KAFKA - Effect of auto.offset.reset when same consumer group is subscribing

问题

I was wondering if anyone has come across this (probably very straightforward). I have a setup where I have each server setup to be:

1) 1 consumer per consumer group( e.g. consumer group "cg1" and only 1 consumer ) at any time.

2) 1 Consumer group can subscribe to multiple topics

3) If the server goes down, upon restart the consumer group rejoins and subscribes to the topic again.

Currently the way I am consuming messages is (without posting the whole code):

1) I instantiate a new consumer (setup as part of a TimeTask executes every 30s)

2) I load all the consumer properties from a Properties file.

3) I assign the same group.id every time.

4) I consume message

5) I commit offset (enable.auto.commit=false) using .commitSync()

5) I close the consumer.

My Topics have 6 partitions and 3 replication factor. I would like to close the consumer every time I finish committing offsets because it's probably safer to release any resources back.

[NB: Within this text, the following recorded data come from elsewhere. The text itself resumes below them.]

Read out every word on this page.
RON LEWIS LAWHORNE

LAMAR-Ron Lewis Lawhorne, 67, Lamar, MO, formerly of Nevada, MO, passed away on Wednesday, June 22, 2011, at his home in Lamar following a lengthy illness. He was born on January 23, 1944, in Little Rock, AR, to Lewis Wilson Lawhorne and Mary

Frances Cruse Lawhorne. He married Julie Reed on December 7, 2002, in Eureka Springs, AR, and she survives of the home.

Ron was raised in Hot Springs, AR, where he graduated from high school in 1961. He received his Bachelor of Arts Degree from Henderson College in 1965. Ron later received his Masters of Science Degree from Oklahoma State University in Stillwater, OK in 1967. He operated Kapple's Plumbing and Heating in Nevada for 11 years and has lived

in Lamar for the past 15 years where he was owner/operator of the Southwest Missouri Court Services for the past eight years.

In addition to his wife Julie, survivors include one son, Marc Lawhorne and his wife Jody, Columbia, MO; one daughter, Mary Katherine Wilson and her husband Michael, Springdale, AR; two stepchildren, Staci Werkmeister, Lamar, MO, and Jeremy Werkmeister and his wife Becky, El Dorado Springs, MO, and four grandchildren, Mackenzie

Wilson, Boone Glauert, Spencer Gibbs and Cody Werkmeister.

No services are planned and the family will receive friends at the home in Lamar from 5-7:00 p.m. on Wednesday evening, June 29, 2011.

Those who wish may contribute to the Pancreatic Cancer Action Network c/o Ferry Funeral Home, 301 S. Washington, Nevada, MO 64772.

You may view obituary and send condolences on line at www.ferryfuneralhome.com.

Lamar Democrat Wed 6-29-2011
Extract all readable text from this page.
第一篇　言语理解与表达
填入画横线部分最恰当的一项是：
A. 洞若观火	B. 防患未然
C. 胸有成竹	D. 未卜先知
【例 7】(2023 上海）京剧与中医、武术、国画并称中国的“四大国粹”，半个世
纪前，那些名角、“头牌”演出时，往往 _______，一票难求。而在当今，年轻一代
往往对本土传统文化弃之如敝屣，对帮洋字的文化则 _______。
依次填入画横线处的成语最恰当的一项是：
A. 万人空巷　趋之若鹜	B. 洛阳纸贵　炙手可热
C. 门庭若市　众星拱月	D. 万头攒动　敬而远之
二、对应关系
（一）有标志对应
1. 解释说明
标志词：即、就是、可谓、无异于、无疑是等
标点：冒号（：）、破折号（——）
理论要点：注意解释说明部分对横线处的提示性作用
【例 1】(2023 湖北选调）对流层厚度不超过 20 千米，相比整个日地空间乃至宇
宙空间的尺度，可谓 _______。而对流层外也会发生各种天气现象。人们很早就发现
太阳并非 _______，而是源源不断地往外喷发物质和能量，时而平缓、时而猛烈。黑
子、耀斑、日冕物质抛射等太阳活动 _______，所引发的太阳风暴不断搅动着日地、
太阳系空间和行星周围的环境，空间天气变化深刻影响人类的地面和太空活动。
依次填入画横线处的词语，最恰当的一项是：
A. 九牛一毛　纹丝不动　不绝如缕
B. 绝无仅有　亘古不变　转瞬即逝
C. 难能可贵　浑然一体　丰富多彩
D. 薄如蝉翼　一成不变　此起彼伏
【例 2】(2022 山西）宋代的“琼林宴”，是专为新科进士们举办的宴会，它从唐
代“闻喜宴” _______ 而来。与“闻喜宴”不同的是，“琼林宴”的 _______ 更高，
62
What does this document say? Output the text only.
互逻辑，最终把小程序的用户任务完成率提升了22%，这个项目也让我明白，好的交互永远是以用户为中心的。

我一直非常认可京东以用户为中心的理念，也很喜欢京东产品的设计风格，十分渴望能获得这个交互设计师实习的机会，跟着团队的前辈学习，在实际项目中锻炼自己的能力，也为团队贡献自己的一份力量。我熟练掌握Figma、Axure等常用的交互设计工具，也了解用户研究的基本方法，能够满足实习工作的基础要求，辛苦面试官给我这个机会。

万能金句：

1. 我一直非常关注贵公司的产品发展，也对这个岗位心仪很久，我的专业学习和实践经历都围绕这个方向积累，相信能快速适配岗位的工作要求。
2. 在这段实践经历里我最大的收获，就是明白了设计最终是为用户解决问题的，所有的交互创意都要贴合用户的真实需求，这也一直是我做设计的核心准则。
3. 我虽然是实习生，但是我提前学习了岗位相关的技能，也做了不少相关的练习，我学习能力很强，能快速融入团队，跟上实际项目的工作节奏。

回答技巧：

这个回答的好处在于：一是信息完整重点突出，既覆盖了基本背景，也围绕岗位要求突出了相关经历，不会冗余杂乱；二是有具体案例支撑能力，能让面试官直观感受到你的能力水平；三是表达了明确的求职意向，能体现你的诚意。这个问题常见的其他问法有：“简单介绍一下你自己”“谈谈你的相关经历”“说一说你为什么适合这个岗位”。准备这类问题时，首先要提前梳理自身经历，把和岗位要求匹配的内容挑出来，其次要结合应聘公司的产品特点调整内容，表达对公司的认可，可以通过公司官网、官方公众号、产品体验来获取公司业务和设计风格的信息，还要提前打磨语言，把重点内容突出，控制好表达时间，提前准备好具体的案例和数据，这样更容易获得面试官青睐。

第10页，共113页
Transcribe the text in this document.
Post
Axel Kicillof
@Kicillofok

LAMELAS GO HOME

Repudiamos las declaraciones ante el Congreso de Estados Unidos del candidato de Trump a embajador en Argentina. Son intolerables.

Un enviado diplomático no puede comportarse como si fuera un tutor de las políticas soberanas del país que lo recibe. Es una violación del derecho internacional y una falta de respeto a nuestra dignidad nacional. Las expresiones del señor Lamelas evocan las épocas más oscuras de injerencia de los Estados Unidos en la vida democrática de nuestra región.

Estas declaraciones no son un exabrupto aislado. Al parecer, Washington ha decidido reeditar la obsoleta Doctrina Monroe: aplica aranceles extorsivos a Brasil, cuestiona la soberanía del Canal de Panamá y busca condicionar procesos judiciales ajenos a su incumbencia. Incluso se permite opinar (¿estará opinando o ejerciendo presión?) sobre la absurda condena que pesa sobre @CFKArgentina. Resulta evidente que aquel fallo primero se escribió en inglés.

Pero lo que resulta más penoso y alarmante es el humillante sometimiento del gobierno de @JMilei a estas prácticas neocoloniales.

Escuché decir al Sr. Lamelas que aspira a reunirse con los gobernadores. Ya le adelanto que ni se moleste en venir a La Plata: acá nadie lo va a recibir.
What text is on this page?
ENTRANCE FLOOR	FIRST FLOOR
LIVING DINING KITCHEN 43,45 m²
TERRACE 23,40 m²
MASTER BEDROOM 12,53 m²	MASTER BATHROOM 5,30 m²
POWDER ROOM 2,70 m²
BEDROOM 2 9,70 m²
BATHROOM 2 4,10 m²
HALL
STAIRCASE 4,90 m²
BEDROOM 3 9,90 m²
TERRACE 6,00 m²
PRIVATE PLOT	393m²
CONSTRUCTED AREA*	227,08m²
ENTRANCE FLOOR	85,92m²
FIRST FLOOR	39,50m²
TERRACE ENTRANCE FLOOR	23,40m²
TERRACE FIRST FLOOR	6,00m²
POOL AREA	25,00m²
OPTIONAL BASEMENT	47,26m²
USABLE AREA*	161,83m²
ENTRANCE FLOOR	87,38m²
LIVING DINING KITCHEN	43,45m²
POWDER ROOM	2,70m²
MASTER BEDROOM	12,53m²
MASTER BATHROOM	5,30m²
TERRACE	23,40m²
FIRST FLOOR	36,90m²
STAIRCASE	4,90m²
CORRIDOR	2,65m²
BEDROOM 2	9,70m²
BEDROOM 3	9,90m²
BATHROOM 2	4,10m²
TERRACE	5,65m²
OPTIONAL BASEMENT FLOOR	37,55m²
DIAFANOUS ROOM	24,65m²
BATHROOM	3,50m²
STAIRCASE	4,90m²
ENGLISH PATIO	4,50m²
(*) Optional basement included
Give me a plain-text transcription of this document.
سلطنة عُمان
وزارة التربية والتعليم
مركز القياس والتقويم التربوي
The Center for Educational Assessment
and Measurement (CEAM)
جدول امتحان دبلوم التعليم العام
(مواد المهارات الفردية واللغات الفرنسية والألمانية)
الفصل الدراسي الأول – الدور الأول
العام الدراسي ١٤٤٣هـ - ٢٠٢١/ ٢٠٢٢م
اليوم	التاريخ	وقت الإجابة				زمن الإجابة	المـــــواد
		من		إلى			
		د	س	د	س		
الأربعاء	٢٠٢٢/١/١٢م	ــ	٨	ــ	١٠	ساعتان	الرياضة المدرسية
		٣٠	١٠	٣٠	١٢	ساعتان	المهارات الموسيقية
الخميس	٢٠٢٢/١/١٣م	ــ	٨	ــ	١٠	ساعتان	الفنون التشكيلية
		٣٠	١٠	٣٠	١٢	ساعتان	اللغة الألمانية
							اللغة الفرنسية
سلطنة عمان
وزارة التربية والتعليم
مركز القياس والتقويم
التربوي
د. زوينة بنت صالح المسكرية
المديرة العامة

It seems that every time my sever restarts, I am consuming the messages again. I have auto.offset.reset=earliest and this means that when there is no valid offset details can be retrieved for a consumer group, I will always start from the earliest available offset. BUT this doesn't affect any existing consumer group which has successfully committed offsets to the cluster. I should start receiving messages from the last committed offsets even if I rejoin.

Is there something I have misunderstood about Consumer Group or Consumer which plays key part in auto.offset.reset settings? Or Do I actually need to do some manual here? I am assuming that having more partitions than actual consumers-per-group is causing problems, but I would be happy to learn more.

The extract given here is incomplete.